Anggota FGD Insan Cipta Mandiri (ICM)

 

Setiap kali Pemilihan Umum Calon Presiden dan Wakil Presiden Republik Mahasiswa Universitas Pendidikan Indonesia (Pemilu Capres dan Cawapres REMA UPI) diselenggarakan, saya belum pernah menggunakan hak pilih, sekalipun memilikinya. Jangankan memilih, bahkan peduli pun saya tidak. Bagi saya, siapapun yang jadi presiden BEM, itu takkan berpengaruh bagi kuliah saya.

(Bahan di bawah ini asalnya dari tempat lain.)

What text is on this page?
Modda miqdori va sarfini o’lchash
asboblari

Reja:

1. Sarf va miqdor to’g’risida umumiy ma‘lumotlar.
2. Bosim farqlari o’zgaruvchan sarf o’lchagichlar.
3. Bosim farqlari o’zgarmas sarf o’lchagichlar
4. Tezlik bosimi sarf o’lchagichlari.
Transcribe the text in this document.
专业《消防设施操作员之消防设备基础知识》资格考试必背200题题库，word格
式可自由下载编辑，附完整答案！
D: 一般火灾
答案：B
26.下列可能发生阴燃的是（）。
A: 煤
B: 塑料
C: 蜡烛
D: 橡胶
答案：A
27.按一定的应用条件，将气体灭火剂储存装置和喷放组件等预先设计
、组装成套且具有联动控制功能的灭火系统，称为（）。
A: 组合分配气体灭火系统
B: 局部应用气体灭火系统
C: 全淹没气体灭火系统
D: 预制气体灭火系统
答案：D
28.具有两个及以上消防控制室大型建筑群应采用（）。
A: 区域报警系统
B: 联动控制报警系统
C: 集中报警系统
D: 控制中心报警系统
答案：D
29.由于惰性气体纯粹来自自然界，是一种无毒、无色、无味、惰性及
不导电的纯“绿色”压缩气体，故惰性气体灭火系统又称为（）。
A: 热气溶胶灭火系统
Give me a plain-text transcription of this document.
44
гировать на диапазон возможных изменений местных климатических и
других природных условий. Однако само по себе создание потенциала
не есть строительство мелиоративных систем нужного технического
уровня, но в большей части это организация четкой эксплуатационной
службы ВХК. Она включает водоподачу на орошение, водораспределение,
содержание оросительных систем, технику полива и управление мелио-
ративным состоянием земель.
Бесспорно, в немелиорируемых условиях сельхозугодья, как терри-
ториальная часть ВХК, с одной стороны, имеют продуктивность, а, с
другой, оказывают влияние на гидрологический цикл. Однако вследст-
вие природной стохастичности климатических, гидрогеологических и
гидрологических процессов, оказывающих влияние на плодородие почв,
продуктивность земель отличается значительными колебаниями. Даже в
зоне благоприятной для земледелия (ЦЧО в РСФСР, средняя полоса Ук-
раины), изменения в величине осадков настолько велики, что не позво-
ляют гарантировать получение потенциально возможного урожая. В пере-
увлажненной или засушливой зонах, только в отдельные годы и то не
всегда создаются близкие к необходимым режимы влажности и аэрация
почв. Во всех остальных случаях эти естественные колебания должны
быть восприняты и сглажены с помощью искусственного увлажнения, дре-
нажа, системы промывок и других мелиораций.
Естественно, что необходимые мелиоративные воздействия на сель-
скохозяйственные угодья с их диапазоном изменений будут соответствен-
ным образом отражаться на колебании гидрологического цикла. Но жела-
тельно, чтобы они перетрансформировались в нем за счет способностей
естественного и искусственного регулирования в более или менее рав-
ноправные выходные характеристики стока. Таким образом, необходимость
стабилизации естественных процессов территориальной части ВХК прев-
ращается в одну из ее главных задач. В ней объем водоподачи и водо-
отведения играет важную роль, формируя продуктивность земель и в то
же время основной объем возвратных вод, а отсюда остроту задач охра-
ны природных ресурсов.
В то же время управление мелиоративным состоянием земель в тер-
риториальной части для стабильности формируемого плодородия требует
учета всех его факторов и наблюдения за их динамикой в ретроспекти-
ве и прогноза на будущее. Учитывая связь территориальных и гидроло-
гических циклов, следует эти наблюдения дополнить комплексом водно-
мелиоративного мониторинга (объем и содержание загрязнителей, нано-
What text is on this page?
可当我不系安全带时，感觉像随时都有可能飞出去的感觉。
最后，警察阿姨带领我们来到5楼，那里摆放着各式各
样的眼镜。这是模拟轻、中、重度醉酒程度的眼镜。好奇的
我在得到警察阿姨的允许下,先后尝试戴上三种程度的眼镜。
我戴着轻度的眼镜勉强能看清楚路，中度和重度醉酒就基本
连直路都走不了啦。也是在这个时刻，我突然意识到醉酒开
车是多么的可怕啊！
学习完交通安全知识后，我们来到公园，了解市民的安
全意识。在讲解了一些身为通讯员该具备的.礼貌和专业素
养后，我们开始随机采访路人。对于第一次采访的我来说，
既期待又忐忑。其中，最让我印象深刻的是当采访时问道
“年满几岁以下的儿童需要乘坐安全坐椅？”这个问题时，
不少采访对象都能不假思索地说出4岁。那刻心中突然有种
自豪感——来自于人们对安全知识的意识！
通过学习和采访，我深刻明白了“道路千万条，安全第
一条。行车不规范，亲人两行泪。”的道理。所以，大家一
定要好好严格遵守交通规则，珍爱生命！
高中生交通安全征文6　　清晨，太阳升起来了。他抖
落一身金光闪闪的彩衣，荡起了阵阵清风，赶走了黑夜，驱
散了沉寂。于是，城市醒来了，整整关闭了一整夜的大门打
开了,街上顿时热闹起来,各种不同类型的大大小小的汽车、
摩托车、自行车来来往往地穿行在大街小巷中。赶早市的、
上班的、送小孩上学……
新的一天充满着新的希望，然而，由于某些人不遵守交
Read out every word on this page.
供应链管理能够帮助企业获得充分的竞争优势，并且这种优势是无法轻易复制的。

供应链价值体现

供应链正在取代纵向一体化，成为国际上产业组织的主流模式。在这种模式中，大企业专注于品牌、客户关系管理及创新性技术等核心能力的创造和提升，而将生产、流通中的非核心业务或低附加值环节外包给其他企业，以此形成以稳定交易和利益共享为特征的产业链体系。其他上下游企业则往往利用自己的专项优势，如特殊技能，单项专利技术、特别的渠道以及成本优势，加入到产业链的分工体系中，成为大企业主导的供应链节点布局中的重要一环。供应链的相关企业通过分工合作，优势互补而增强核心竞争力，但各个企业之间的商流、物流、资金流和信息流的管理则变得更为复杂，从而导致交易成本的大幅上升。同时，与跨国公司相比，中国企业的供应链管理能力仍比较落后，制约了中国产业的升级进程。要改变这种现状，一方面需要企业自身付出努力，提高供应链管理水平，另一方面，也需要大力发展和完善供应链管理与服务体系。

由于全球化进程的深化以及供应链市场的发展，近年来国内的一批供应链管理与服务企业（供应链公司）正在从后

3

Namun demikian, ketidakacuhan itu berubah, sejak sekitar seminggu yang lalu, kawan saya_ Yoga Prayoga, meminta dukungan saya untuk ‘bertempur’ dalam Pemilu REMA UPI dengan cara menyerahkan fotokopi Kartu Tanda Mahasiswa (KTM). Saya yang semenjak resmi menjadi mahasiswa UPI selalu apatis pada urusan yang seperti ini tiba-tiba berubah pikiran. Alasannya tidak lain selain karena kawan saya itu, yang sudah lama saya kenal ‘luar-dalam’ sehingga integritasnya tak perlu lagi saya pertanyakan.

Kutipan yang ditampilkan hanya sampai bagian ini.